Wednesday, December 8, 2010

Raw Nerve Touched: The Missed Opportunity of Sweeney Todd

I'm working on a book about Beer and one of the topics is Ale, which elicited a comment from my copy editor, and touched off some deep feelings I have about Sweeney Todd. I wrote about the movie in 2007, and some of those thoughts bubbled to the surface again today.



From: Jeff 
Sent: Tuesday, December 07, 2010 5:45 PM
To: Brian
Subject: Ale and Meat Pies
 
You saw the Cariou Sweeney Todd, no?
 
Ever see Cerveris/Lupone or Depp?
****************************************
 From: Brian
To: Jeff
Subject: RE: Ale and Meat Pies


 
Sadly no; no/yes.
 
I saw Dorothy Loudon and George Hearn. I have the Lupone/Hearn/NPH DVD. Hearn filled in for Bryn Terfel, whose chronic bad back made him unavailable. I saw the Lansbury/Hearn on VHS.
 
If you saw the Sondheim birthday tribute on PBS, Hearn has become the Bublé of Sweeneys. I mean that as a compliment. Hearn was/is an amazing artist at any age and killed at the birthday tribute. It was a privilege to see him in his prime.
 
I saw Len Cariou and Angela Lansbury on YouTube sing at a charity event in LA in the 2000s, where Cariou probably gave his last singing performance. Word on the street is that role killed his voice. What a way to go as Dean said.
 
Not crazy about paying four times as much to see ¼ as many performers playing cymbals between their knees while they sing and juggle. It’s the kind of thing that people convince themselves is good.
 
Depp: fantastic actor, craptastic singer. The director’s wife was awful. The gal who played Joanna—awful.
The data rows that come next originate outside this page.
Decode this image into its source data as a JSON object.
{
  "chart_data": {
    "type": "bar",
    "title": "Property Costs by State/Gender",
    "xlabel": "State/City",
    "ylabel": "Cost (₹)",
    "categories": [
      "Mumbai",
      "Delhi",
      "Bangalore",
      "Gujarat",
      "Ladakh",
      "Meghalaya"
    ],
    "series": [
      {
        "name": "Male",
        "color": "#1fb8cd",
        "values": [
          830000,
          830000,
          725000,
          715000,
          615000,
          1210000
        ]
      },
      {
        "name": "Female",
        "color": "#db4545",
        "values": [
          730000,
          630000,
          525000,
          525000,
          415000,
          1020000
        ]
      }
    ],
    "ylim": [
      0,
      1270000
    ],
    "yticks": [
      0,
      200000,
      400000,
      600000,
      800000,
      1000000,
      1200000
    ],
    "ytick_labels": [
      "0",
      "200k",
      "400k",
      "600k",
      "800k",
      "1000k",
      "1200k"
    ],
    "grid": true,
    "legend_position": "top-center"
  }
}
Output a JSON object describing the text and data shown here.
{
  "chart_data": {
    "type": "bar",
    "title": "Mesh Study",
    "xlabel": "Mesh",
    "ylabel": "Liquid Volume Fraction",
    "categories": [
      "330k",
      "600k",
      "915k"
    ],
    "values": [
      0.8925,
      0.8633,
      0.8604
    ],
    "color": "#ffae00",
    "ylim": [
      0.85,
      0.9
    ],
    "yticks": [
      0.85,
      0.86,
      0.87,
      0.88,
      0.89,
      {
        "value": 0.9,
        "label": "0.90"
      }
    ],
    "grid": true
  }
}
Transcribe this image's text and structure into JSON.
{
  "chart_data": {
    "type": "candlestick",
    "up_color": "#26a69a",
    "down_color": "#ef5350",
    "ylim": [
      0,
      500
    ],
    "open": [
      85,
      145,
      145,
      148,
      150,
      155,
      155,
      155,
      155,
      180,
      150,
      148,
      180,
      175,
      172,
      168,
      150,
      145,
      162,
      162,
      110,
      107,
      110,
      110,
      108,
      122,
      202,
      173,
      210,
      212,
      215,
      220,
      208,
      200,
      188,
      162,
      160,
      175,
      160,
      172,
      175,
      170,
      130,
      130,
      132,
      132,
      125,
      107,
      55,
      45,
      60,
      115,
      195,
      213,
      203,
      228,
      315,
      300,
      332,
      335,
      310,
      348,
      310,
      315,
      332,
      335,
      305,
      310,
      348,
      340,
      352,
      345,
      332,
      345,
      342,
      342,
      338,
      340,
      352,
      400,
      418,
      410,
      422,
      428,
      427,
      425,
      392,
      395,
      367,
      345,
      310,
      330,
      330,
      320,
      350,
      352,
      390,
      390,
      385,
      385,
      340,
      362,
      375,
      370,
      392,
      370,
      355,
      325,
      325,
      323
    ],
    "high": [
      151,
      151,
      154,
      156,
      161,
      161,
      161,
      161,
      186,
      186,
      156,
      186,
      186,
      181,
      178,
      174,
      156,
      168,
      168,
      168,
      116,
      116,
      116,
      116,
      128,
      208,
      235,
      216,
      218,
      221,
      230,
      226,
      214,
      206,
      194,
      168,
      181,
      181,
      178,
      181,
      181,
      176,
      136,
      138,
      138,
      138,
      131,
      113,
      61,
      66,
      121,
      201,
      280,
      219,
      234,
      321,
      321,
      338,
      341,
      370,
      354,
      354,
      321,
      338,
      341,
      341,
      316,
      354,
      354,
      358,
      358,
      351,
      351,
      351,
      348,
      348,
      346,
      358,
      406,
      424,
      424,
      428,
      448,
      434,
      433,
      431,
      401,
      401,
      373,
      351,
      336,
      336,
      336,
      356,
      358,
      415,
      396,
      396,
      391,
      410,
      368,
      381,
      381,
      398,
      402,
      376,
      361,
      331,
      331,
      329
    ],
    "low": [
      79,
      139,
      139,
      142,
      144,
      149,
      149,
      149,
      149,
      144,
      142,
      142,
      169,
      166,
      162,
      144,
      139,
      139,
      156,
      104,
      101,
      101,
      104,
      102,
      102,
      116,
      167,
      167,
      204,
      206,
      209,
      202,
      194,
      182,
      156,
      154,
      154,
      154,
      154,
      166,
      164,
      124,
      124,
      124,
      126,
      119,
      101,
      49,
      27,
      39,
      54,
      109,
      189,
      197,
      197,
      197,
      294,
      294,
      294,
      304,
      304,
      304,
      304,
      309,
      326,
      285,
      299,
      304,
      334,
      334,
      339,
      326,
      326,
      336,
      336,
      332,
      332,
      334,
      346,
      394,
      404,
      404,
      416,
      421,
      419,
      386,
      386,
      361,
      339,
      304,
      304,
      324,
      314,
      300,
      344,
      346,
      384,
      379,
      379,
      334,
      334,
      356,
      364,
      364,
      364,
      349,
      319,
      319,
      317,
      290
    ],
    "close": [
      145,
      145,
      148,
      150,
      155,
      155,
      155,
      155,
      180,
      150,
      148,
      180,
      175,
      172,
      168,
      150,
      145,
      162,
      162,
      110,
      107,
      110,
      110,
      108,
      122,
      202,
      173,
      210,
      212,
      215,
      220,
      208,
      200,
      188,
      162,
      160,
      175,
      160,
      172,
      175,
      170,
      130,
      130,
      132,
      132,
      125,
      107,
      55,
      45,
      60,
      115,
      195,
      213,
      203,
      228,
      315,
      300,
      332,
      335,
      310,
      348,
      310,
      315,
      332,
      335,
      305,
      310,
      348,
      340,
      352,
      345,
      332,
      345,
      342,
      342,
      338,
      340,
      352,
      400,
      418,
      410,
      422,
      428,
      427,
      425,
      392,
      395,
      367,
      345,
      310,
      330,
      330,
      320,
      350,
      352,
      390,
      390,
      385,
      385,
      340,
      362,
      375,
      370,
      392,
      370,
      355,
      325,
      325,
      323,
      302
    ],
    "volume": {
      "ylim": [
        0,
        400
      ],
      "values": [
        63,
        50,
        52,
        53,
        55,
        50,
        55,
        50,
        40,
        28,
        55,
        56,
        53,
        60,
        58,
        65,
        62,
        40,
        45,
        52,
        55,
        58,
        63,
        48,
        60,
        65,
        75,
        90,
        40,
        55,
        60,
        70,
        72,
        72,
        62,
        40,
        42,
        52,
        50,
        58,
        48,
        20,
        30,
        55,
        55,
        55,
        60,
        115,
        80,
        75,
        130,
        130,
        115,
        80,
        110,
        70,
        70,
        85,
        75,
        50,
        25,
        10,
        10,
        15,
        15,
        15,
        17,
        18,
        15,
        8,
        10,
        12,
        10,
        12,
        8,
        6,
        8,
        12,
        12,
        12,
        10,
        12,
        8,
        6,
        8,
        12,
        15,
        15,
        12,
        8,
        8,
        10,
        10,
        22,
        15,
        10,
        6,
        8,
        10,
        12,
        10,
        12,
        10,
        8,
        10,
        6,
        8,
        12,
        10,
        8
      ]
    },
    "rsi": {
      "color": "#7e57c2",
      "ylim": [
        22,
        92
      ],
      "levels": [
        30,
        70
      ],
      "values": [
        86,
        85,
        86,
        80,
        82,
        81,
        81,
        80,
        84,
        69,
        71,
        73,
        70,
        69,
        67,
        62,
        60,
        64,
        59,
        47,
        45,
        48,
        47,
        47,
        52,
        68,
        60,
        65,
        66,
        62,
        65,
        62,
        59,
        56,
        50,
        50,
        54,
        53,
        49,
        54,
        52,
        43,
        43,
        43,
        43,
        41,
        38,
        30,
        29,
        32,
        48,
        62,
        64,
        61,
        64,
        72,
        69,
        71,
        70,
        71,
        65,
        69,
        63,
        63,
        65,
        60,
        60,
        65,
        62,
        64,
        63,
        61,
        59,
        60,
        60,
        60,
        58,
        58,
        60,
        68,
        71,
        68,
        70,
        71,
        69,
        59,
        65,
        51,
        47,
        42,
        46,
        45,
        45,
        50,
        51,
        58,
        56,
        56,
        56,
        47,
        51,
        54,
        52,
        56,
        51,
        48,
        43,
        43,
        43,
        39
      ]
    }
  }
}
Borat as Pirelli—very good. The kid playing the kid—novel idea to have a kid playing a kid. You don’t get a movie made of a musical unless you get Depp/Burton. Then you get a Burton movie, not Sondheim. If I recall the trailer, the music was second to the FX. It’s extortion. I hope to live long enough to see it done right on screen. Dream casting would have been Bryn Terfel and Bette Midler. We can only hope some 10-year-old is doing the grade school version and is vowing to do it right when he or she is all growed up.
 
Dorothy Loudon was one of those very talented people you’d see on TV in the 1960s, when you could turn on a talk/variety show after school and see Count Basie rap with Mike Douglas or Robert Q. Lewis. It was the golden age of free TV.